More than one quarter (27%) of older people surveyed for Aviva's Real Retirement Report said that financial stability was the most important factor to them, with only good health coming ahead of this on their priority list.
Age campaigners said the findings "dispel the myth" that the so-called baby boomer generation has sailed through the tough economy in recent years.
Some 38% of those surveyed said the state of their health was the most important factor to them, while less than one in five (17%) over-55s said that sharing their retirement with a partner was of the most value.
One in eight (12%) older people placed a happy family life at the top of their list and one in 33 (3%) said their hobbies and interests were the factors they most value.
Among the over-55s with annual incomes of up to £15,000, Aviva found that almost three times as many place greater value on having enough money to live on comfortably than sharing their retirement with a partner, at 34% against 12%.

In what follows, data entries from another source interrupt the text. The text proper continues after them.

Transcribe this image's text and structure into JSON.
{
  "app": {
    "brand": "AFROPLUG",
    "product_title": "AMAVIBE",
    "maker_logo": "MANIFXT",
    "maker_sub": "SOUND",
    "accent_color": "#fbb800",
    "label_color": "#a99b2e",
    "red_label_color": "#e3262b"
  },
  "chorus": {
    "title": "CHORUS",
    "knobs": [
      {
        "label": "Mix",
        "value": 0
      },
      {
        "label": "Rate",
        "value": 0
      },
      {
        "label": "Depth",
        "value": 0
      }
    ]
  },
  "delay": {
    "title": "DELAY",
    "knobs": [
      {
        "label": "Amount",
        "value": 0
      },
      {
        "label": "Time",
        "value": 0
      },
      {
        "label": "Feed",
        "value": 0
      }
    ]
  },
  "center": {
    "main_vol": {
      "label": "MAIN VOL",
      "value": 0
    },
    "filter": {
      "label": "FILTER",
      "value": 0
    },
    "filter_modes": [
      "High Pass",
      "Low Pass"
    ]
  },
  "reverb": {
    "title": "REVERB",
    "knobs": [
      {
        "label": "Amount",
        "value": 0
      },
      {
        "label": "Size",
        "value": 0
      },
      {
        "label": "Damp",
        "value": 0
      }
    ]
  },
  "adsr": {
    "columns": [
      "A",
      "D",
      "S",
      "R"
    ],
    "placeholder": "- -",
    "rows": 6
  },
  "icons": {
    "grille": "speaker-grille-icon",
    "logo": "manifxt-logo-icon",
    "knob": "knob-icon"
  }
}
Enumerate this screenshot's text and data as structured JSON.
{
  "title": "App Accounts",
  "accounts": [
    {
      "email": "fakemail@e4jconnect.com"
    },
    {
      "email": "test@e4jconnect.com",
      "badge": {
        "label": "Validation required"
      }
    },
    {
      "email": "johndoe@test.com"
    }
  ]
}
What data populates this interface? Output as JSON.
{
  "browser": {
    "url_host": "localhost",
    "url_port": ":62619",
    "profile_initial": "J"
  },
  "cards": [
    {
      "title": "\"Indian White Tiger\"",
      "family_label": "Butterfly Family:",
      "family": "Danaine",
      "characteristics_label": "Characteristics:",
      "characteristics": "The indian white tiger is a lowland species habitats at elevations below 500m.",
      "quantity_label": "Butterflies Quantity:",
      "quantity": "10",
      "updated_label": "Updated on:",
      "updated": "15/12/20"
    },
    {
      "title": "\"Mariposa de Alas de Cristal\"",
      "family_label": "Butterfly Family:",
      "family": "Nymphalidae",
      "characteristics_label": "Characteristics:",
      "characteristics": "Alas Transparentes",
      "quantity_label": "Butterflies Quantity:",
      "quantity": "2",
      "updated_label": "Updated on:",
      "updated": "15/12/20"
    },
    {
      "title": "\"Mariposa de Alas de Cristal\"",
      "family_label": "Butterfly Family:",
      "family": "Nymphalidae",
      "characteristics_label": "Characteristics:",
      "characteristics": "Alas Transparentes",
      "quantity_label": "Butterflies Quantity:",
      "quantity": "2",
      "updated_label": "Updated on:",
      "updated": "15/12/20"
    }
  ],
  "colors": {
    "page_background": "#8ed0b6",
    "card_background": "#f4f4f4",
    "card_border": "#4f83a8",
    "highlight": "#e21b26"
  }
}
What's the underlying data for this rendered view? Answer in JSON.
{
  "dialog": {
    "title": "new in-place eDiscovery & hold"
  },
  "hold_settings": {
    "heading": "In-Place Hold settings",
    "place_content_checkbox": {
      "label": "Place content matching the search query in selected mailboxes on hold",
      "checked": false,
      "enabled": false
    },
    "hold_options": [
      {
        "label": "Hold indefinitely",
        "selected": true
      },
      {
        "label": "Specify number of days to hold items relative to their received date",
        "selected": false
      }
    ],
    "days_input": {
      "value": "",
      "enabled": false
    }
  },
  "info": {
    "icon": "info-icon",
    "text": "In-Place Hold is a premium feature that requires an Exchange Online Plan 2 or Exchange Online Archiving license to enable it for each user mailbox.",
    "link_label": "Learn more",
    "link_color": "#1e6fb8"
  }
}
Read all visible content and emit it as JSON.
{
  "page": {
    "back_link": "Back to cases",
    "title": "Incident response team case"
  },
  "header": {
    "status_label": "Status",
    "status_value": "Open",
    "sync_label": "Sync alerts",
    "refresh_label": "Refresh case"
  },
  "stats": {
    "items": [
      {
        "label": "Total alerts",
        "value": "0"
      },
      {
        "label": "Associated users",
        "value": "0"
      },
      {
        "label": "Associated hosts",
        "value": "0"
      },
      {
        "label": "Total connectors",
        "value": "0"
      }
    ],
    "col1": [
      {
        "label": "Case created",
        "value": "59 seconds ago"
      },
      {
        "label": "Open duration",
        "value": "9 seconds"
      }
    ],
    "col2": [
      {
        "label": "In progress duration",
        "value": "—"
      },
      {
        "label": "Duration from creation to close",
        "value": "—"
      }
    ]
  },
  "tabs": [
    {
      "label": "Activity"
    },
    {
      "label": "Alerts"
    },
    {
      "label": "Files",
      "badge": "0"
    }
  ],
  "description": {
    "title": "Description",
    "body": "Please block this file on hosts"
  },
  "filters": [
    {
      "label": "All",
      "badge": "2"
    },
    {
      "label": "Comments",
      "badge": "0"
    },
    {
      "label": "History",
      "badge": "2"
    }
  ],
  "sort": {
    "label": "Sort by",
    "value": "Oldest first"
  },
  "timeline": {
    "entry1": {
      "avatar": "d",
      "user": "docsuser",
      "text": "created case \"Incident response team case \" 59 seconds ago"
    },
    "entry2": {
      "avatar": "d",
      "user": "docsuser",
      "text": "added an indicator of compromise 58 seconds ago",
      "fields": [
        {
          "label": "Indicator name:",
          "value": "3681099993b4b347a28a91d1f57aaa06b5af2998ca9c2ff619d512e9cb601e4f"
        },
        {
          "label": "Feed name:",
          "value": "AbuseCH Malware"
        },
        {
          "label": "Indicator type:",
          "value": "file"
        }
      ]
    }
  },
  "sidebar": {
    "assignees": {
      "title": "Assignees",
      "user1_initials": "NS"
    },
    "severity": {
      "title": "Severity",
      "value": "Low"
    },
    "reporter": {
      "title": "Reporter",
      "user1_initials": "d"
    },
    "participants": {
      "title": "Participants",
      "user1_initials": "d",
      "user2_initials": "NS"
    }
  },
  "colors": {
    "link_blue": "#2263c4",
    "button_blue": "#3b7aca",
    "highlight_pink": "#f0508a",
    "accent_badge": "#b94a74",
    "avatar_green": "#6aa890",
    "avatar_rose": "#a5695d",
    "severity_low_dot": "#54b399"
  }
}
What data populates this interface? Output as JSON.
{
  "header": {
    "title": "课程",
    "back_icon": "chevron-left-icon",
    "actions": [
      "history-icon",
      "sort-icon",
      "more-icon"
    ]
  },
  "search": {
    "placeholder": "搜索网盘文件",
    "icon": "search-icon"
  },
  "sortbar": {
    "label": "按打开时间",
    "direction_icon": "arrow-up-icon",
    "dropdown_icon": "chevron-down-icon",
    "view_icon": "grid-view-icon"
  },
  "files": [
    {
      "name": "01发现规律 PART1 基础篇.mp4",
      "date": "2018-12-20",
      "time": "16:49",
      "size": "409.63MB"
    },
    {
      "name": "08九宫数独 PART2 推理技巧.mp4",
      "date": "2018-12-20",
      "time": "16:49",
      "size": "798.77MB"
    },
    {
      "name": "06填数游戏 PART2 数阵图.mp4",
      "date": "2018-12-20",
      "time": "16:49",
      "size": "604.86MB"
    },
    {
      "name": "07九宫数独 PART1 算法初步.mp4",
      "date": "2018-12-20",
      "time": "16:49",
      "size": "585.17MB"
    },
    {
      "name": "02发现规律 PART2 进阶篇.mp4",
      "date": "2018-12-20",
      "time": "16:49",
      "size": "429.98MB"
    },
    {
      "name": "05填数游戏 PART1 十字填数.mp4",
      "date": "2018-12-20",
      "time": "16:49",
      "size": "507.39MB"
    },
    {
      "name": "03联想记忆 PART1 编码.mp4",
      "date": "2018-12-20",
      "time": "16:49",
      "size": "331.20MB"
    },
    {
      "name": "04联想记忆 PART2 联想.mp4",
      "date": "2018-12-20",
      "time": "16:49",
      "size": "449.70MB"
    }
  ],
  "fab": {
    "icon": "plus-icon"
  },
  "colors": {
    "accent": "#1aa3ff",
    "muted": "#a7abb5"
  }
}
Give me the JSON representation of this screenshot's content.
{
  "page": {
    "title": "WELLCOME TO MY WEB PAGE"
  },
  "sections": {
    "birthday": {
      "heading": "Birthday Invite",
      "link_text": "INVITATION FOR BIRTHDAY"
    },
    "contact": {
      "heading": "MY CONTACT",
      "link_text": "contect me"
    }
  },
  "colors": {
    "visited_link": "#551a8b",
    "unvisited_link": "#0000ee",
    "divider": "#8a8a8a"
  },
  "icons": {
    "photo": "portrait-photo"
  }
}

While the gap narrows as people's incomes increase, even those whose incomes are above £30,000 a year put financial stability ahead of companionship, Aviva found.
Two-fifths (40%) of 55 to 64-year-olds surveyed are not managing to put anything away in savings each month and those who are saving put away £33 a month typically, the report said.
Many older people have seen the real value of their savings eroded amid low interest rates and have struggled to make any decent returns on their cash pots.
The Aviva report found that around one third (34%) of over-75s receive an income from savings and investments, marking a drop from nearly half (45%) a year ago.
Meanwhile, annuity rates, which people buy when they retire and set the size of their annual income for life, have plummeted in recent years, meaning many people are not achieving the retirement income they had hoped.
Caroline Abrahams, charity director for Age UK, said: " This report dispels the myth that people aged 55-64, the so called baby boomers, have sailed through the economic crisis and are financially thriving. Instead it reveals that many are struggling to stay afloat."
The findings were made one year into the Government's landmark scheme to automatically place millions of people into workplace pensions to head off fears of a looming retirement savings crisis, as people live for longer but fail to put enough aside for their later years.
The scheme is being rolled out over the next five years and will eventually see up to nine million people newly saving or saving more into a pension scheme.
Clive Bolton, managing director of Aviva's At Retirement business, said: "Some people may be tired of hearing about the importance of saving for retirement, but listening to those who know what it means to be retired in 2013 leaves little doubt that financial stability can in fact buy happiness, and certainly help towards a stress-free lifestyle."
More than 2,000 people took part in the latest report.